On Thursday of last week, a clickbait post on the Daily Mail site cited a University of Michigan study about the connection between cattle farming and climate change to assert that President Joe Biden’s greenhouse gas goals “could” require Americans to reduce their red meat consumption to the equivalent of one burger each month. This specious claim exploded across Fox News’ weekend programming; at one point the network ran a graphic asserting as fact that “Biden’s climate requirements” would force Americans to “cut 90% of red meat from diet.” From there the idea of a Biden Meat Threat was spread by Texas Gov. Greg Abbott and likely 2024 presidential candidates Nikki Haley and Donald Trump Jr.
It is sort of equally funny and chilling that someone like Haley, who seeks to be the most mainstream possible kind of Republican, would spend her time participating in a meat panic that has even less of a connection to reality than “death panels” and gun seizures had to the Barack Obama agenda. You could also read it as an act of desperate overcompensation: If anything, the consumption of hamburgers by Democratic voters is a symbol of the Republican Party’s most pressing long-term problem.

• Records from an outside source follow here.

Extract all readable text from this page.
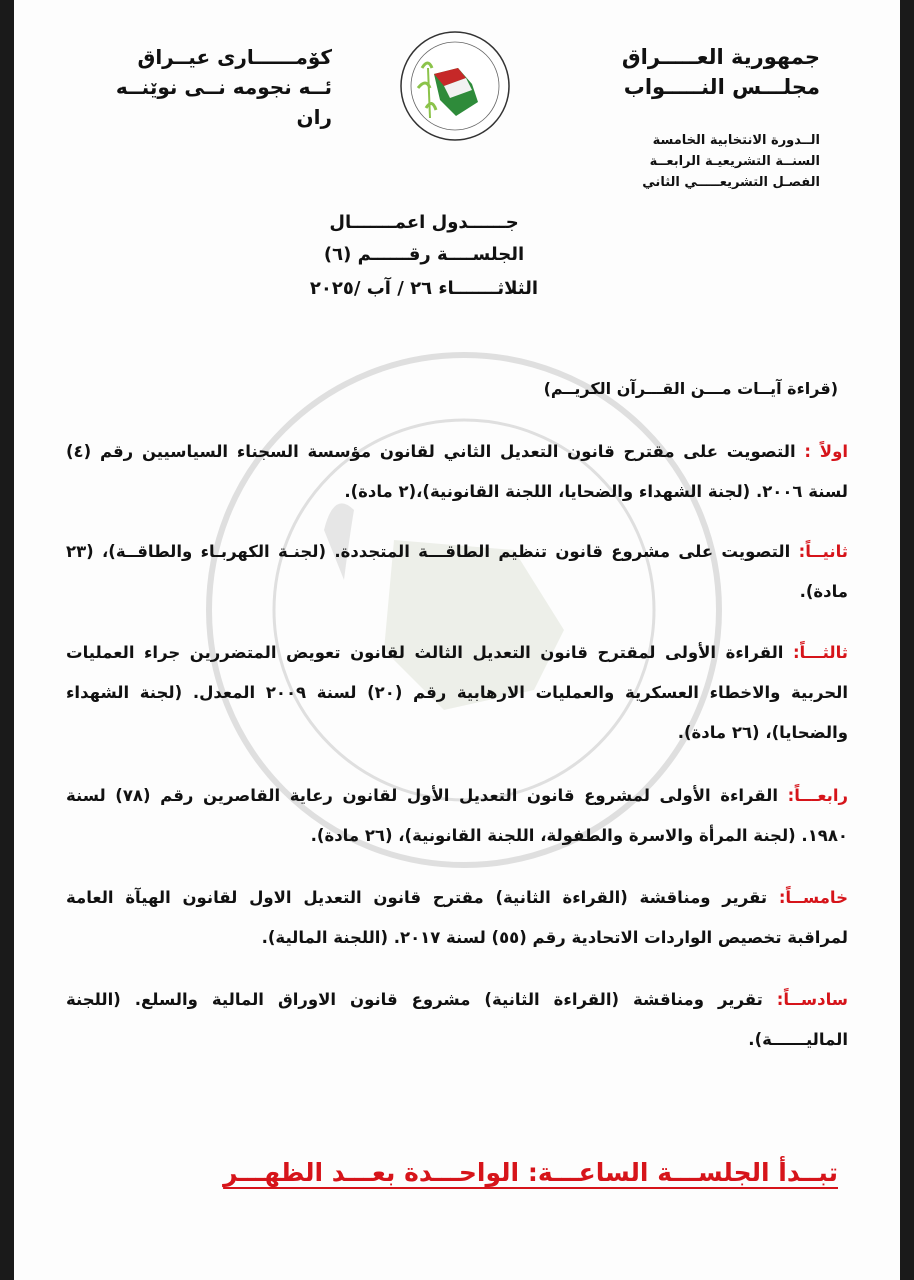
جمهورية العـــــراق
مجلـــس النـــــواب
الــدورة الانتخابية الخامسة
السنــة التشريعيـة الرابعــة
الفصـل التشريعـــــي الثاني
كۆمــــــاری عیــراق
ئــه نجومه نــی نوێنــه ران
جــــــدول اعمـــــــال
الجلســــة رقــــــم (٦)
الثلاثـــــــاء ٢٦ / آب /٢٠٢٥
(قراءة آيــات مـــن القـــرآن الكريــم)
اولاً : التصويت على مقترح قانون التعديل الثاني لقانون مؤسسة السجناء السياسيين رقم (٤) لسنة ٢٠٠٦. (لجنة الشهداء والضحايا، اللجنة القانونية)،(٢ مادة).
ثانيــاً: التصويت على مشروع قانون تنظيم الطاقـــة المتجددة. (لجنـة الكهربـاء والطاقــة)، (٢٣ مادة).
ثالثـــاً: القراءة الأولى لمقترح قانون التعديل الثالث لقانون تعويض المتضررين جراء العمليات الحربية والاخطاء العسكرية والعمليات الارهابية رقم (٢٠) لسنة ٢٠٠٩ المعدل. (لجنة الشهداء والضحايا)، (٢٦ مادة).
رابعـــاً: القراءة الأولى لمشروع قانون التعديل الأول لقانون رعاية القاصرين رقم (٧٨) لسنة ١٩٨٠. (لجنة المرأة والاسرة والطفولة، اللجنة القانونية)، (٢٦ مادة).
خامســاً: تقرير ومناقشة (القراءة الثانية) مقترح قانون التعديل الاول لقانون الهيآة العامة لمراقبة تخصيص الواردات الاتحادية رقم (٥٥) لسنة ٢٠١٧. (اللجنة المالية).
سادســاً: تقرير ومناقشة (القراءة الثانية) مشروع قانون الاوراق المالية والسلع. (اللجنة الماليــــــة).
تبــدأ الجلســـة الساعـــة: الواحـــدة بعـــد الظهـــر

To understand why, consider the two Pat LaFriedas. Pat LaFrieda Sr. is the onetime proprietor of a meat wholesaler based in New York City’s West Village. (His late father, who founded the business, was also named Pat LaFrieda. We are going to ignore the oldest Pat LaFrieda for the purposes of this story, going by the appellations the living LaFriedas currently use.) Pat LaFrieda Jr. began working for the company in the 1990s and turned it from a modest family business into a worldwide brand name by selling and marketing fancy custom ground-beef blends to restaurants and burger joints—most prominent among them the Shake Shack chain.
Shake Shack, which started as a single location in an actual shacklike, LaFrieda-supplied structure in New York City, now has more than 300 locations across the world and more than 200 in the United States. In the U.S., its stores are clustered not just in urban centers but in the lifestyle-oriented suburban areas that are flipping from red to blue. Name a suburb that has gotten press for being crucial to Biden’s 2020 win, and there is probably a Shake Shack there. When the New York Times wrote in September 2020 about the possibility that Biden would flip Arizona, the article was illustrated by a picture taken in the town of Gilbert—home to one of the state’s five Shack outlets. Georgia has four Shake Shacks; in the suburban Atlanta precinct of Georgetown Square, home to the Perimeter Mall location, Biden beat Hillary Clinton’s vote share by 10 percent. Take this article, replace “restaurants that serve avocado toast” with “restaurants that advertise a ‘proprietary short-rib blend,’ ” and you have in large part explained the 2020 election. (To be clear, I am that article’s author. My motto is never do the same work twice.)
This shift has apparently occurred in microcosm even within the LaFrieda family. LaFrieda Sr., according to FEC records, has donated to the Republican Party, and Donald Trump in particular, from an address in suburban New Jersey. His son, however, has given more to Democrats from his New Jersey address and from the company’s recently built suburban Jersey headquarters. Shake Shack founder Danny Meyer is also a big liberal donor, which makes for its own contrast with McDonald’s tycoon Ray Kroc, a Republican and major Nixon contributor. The Republican Party is losing its hold on a certain type of more cosmopolitan Business Guy who likes to eat a certain kind of meat—and, in response, has to build up its margins among the kind of macho kitsch enthusiasts who can be persuaded that the Democrats would actually prefer there be no meat at all.